Why this model over alternatives? Two-tower vs. cross-network? How to handle sparse categorical features? Cold start problem?

📈

Metrics & Evaluation

Offline metrics (AUC, NDCG, precision@k), online metrics (CTR, engagement time, revenue), and how to run A/B tests correctly.

Serving & Scaling

Latency optimization, model distillation, feature caching, candidate generation + ranking pipeline, and graceful degradation.

Step 4: Trade-Offs & Extensions (5–7 minutes)

Wrap up by discussing trade-offs you made and potential extensions. This demonstrates senior-level thinking.

  • Accuracy vs. latency: “We could use a transformer-based model for better accuracy, but the serving latency would increase from 10ms to 200ms. A distilled model offers a good middle ground.”
  • Freshness vs. cost: “Real-time feature computation gives us the freshest signals but costs 10x more than hourly batch updates. We can use a hybrid approach.”
  • Complexity vs. maintainability: “A multi-task learning setup could improve performance by 3%, but it makes debugging and iteration significantly harder.”
  • Fairness: “We need to audit the model for bias across demographics and implement fairness constraints in the loss function.”

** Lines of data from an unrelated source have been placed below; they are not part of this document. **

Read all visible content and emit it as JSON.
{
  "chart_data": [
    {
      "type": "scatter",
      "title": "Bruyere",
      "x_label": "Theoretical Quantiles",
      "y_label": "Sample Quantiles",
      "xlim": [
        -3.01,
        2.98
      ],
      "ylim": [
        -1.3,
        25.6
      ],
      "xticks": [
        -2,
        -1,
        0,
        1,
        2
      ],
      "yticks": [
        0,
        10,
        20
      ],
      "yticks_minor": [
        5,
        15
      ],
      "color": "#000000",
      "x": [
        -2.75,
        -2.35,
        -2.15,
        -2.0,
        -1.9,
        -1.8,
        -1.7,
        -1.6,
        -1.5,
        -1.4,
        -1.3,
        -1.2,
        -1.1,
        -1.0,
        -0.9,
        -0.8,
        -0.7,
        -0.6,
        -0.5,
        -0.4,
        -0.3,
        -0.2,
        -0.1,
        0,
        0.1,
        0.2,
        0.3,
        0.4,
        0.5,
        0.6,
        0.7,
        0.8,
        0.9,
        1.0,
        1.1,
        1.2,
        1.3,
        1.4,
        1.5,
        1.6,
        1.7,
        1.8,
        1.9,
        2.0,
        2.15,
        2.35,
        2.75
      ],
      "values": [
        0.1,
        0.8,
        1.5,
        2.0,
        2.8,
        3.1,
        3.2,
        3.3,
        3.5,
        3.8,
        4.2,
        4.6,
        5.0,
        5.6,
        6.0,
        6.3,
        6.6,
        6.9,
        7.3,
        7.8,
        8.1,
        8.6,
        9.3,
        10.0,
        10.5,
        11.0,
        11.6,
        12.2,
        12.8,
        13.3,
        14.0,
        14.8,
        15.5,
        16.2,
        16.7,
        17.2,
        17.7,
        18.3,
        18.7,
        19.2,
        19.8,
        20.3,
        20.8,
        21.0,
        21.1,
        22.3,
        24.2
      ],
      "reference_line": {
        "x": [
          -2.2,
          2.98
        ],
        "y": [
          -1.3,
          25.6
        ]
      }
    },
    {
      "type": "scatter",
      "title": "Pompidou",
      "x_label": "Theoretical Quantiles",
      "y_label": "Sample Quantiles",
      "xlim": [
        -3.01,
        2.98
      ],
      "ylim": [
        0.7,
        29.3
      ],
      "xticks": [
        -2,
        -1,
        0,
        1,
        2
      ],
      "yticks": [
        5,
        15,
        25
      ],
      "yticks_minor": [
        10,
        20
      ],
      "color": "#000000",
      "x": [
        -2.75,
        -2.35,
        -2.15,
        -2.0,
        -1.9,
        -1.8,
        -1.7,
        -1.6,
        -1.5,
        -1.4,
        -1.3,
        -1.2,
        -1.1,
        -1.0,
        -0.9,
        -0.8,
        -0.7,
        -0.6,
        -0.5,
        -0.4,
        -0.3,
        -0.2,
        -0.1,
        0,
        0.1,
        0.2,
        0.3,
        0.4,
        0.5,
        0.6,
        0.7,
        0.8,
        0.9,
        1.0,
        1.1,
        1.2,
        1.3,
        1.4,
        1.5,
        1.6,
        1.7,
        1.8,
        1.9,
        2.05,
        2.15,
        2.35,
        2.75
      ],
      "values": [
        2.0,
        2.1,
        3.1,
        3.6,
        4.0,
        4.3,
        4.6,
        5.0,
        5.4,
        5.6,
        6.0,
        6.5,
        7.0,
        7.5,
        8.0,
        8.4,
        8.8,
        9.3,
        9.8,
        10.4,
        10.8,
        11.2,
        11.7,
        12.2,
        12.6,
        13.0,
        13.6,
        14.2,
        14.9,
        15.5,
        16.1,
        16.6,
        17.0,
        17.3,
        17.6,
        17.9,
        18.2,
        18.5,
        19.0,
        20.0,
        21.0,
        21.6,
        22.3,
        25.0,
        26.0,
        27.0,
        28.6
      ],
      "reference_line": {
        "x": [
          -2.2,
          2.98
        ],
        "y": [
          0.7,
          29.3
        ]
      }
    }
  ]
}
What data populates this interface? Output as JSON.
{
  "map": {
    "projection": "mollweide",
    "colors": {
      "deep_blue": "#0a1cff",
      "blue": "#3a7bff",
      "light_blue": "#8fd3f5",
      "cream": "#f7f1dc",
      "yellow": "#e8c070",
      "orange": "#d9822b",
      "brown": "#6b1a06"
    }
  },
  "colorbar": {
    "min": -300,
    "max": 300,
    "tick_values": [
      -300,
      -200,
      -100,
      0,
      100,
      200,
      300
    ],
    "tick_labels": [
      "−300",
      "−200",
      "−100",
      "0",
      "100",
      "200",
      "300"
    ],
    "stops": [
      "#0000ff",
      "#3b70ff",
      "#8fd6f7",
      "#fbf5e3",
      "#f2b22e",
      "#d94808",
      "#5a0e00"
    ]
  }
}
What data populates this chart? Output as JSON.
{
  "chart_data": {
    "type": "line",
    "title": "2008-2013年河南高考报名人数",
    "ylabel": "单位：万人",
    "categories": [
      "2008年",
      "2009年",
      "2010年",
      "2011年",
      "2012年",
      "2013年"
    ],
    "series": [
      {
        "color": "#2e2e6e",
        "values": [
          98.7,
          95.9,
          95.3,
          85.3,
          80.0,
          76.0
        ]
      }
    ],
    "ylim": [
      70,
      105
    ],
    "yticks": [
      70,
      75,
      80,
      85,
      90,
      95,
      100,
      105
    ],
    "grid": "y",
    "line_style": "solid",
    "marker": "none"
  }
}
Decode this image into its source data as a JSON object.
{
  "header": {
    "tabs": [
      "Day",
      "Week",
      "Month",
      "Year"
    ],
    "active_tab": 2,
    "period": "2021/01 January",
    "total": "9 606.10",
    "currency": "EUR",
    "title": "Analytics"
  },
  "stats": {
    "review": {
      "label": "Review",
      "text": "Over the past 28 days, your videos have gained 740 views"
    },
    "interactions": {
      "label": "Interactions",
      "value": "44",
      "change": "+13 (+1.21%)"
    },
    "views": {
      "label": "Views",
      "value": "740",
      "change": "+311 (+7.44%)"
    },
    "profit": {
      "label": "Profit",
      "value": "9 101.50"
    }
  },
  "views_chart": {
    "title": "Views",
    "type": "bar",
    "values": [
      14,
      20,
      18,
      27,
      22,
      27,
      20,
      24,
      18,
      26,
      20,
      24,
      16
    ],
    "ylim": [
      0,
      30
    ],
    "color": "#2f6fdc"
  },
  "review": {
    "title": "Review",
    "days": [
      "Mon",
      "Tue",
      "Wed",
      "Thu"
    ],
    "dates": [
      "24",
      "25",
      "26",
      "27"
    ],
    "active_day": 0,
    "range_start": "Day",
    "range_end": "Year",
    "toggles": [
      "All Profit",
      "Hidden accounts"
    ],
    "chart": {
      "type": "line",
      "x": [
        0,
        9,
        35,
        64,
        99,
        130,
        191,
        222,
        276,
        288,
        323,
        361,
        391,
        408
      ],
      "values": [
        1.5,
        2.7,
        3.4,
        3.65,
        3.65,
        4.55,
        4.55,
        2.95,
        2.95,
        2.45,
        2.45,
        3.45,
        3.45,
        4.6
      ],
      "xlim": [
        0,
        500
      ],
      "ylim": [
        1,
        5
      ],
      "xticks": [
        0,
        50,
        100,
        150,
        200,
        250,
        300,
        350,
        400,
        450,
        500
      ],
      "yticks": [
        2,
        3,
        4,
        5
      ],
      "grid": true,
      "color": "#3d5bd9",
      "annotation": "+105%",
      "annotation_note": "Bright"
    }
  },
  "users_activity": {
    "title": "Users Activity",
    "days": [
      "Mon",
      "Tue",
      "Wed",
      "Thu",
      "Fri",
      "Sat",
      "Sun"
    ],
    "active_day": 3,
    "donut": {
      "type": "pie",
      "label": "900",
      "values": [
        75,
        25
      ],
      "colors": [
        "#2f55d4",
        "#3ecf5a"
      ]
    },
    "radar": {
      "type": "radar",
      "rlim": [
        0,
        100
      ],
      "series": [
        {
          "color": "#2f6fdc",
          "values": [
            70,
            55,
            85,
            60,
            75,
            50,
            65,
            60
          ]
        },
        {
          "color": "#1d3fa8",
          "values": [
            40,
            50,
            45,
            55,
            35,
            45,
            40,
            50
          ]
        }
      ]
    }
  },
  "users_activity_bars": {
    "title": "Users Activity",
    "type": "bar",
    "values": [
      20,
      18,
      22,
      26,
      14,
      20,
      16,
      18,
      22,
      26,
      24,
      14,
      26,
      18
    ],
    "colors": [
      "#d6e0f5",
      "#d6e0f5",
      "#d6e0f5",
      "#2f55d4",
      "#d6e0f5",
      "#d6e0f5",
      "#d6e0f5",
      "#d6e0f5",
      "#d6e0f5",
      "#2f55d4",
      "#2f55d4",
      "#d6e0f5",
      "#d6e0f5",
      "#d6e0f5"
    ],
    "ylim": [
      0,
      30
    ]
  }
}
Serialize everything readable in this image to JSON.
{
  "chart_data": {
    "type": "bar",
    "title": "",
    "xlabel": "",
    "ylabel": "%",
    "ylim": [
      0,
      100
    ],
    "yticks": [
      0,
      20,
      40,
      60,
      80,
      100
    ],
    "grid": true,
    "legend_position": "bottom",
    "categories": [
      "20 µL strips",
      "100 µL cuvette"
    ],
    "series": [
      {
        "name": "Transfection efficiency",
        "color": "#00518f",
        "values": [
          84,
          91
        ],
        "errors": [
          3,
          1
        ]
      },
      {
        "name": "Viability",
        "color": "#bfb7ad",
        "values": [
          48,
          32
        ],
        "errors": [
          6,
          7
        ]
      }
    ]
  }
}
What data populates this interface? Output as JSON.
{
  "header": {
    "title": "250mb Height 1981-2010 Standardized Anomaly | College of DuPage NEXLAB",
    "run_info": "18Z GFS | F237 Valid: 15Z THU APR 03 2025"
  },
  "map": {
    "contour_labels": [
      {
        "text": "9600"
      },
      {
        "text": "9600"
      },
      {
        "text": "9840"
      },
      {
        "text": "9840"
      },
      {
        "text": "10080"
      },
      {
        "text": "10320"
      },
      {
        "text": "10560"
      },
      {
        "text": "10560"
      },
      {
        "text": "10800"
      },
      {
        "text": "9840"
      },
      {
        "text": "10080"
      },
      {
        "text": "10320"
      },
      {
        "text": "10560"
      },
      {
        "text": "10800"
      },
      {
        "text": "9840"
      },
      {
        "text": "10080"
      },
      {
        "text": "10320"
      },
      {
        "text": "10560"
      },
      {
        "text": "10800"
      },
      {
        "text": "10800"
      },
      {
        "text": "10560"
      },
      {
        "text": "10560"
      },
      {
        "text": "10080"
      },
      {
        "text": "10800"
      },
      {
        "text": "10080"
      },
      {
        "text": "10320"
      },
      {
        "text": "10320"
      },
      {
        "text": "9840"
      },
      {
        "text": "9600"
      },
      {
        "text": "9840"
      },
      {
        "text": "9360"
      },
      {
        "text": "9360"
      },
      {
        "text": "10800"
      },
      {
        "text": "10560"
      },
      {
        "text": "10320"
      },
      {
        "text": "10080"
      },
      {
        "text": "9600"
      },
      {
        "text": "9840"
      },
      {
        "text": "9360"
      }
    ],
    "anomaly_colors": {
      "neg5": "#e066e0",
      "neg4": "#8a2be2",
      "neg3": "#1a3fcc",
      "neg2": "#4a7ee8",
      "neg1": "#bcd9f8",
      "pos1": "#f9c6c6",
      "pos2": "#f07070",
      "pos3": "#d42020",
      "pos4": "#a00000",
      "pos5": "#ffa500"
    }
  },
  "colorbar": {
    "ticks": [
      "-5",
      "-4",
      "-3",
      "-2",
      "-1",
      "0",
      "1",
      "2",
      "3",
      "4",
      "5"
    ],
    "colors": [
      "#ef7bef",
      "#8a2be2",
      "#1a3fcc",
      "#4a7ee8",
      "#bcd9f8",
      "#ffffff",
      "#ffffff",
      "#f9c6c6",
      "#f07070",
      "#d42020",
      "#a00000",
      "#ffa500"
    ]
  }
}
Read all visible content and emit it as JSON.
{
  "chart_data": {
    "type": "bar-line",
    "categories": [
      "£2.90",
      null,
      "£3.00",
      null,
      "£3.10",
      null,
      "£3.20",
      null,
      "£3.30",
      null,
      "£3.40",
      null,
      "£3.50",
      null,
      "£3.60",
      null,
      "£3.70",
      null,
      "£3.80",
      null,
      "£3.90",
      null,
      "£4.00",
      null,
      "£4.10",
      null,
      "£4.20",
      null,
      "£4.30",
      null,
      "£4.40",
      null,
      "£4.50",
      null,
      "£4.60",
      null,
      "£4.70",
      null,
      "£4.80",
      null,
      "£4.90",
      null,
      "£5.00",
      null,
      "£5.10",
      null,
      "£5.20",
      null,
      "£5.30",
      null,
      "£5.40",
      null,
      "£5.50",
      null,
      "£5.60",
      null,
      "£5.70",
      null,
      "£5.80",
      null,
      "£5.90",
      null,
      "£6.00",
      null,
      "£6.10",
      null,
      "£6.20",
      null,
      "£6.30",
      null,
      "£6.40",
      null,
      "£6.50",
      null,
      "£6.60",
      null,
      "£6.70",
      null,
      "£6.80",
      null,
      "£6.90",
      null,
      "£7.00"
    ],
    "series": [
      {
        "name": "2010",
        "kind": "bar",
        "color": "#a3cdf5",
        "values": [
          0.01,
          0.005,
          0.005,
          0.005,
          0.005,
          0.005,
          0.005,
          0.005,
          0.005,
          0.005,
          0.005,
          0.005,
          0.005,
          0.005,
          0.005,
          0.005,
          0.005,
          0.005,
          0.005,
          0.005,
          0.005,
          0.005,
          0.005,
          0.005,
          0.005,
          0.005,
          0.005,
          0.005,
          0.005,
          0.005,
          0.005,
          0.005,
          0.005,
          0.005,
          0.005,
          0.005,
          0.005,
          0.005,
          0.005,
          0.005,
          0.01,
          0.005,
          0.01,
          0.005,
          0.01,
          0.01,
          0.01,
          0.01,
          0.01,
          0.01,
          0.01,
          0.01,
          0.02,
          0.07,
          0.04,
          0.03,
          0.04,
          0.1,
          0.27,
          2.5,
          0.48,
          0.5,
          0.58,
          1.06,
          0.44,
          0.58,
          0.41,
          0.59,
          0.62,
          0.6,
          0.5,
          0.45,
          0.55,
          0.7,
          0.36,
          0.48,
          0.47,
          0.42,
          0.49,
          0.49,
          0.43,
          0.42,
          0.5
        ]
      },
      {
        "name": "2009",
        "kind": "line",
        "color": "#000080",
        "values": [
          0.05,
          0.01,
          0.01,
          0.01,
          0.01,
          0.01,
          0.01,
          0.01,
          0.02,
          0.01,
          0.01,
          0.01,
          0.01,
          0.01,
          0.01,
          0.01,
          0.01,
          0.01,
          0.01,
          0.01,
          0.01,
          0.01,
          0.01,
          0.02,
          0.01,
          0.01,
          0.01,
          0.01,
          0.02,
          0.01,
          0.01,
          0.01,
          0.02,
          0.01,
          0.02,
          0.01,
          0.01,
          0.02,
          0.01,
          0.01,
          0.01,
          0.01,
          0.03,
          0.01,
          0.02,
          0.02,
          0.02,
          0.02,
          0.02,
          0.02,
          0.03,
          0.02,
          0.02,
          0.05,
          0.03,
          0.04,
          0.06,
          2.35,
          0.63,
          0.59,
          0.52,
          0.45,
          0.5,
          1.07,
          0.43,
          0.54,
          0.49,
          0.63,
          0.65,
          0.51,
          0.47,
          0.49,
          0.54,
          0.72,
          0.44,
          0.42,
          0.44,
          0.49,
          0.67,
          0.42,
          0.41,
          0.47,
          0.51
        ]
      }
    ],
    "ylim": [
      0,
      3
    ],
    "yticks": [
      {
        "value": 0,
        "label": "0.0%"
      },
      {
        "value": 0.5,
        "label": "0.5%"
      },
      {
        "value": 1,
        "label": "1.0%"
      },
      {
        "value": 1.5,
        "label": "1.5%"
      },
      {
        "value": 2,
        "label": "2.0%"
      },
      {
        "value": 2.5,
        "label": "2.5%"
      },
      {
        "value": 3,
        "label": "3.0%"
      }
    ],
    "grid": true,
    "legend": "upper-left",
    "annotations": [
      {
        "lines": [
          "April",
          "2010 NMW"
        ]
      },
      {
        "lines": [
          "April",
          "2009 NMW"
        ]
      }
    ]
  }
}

Time Management: The 45-Minute Blueprint

PhaseTimeWhat to CoverCommon Mistakes
Clarify5–8 minRequirements, constraints, ML formulationSkipping this and jumping to architecture
Architecture8–10 minData flow, components, high-level diagramSpending too long on infrastructure details
Deep Dive15–20 minFeatures, model, metrics, servingStaying too shallow across all areas
Trade-Offs5–7 minAlternatives, extensions, limitationsRunning out of time before reaching this
Critical mistake: Many candidates spend 25+ minutes on architecture and never get to the deep dive. Interviewers consistently report that candidates who go deep on features, model design, and metrics score significantly higher than those who draw comprehensive but shallow diagrams.

The Scoring Rubric

Most FAANG companies use a rubric similar to this. Understanding it helps you allocate effort to the highest-impact areas.

CriterionWeightStrong SignalWeak Signal
Problem Formulation20%Clear ML objective, correct loss function, identifies edge casesVague problem statement, wrong optimization target
System Architecture20%Complete data flow, addresses scale, mentions monitoringMissing components, no consideration of scale
ML Depth25%Thoughtful feature engineering, model justification, training strategyBlack-box model choice, no feature discussion
Metrics & Evaluation15%Both offline and online metrics, A/B test designOnly mentions accuracy, no online metrics
Trade-Off Analysis10%Multiple alternatives discussed with pros/consPresents only one approach as the answer
Communication10%Structured, responds to hints, manages time wellRambles, ignores interviewer signals

What Interviewers Look For at Each Level

Junior / New Grad (L3–L4)

  • Can formulate the problem as an ML task
  • Proposes reasonable features and model choice
  • Mentions basic offline metrics
  • Aware of training/serving split

Mid-Level (L4–L5)

  • Everything above, plus:
  • Designs complete data and serving pipelines
  • Discusses online metrics and A/B testing
  • Addresses cold start, data freshness, and model retraining
  • Proposes multiple approaches with trade-offs

Senior / Staff (L5–L6+)

  • Everything above, plus:
  • Considers organizational and cross-team implications
  • Designs for iteration speed: experiment framework, feature platform
  • Addresses fairness, privacy, and regulatory requirements
  • Proposes a phased rollout plan (v1 simple, v2 advanced)

Practice Checklist

Before your interview, make sure you can answer “yes” to each of these:

  • ☐ Can I formulate any business problem as an ML optimization objective?
  • ☐ Can I draw a complete system architecture in under 10 minutes?
  • ☐ Can I list 15+ features for any ML system off the top of my head?
  • ☐ Can I explain why I chose this model over 3 alternatives?
  • ☐ Can I define both offline and online metrics and explain how to A/B test?
  • ☐ Can I discuss at least 3 trade-offs for any design decision?
  • ☐ Can I explain how the system handles failure modes and edge cases?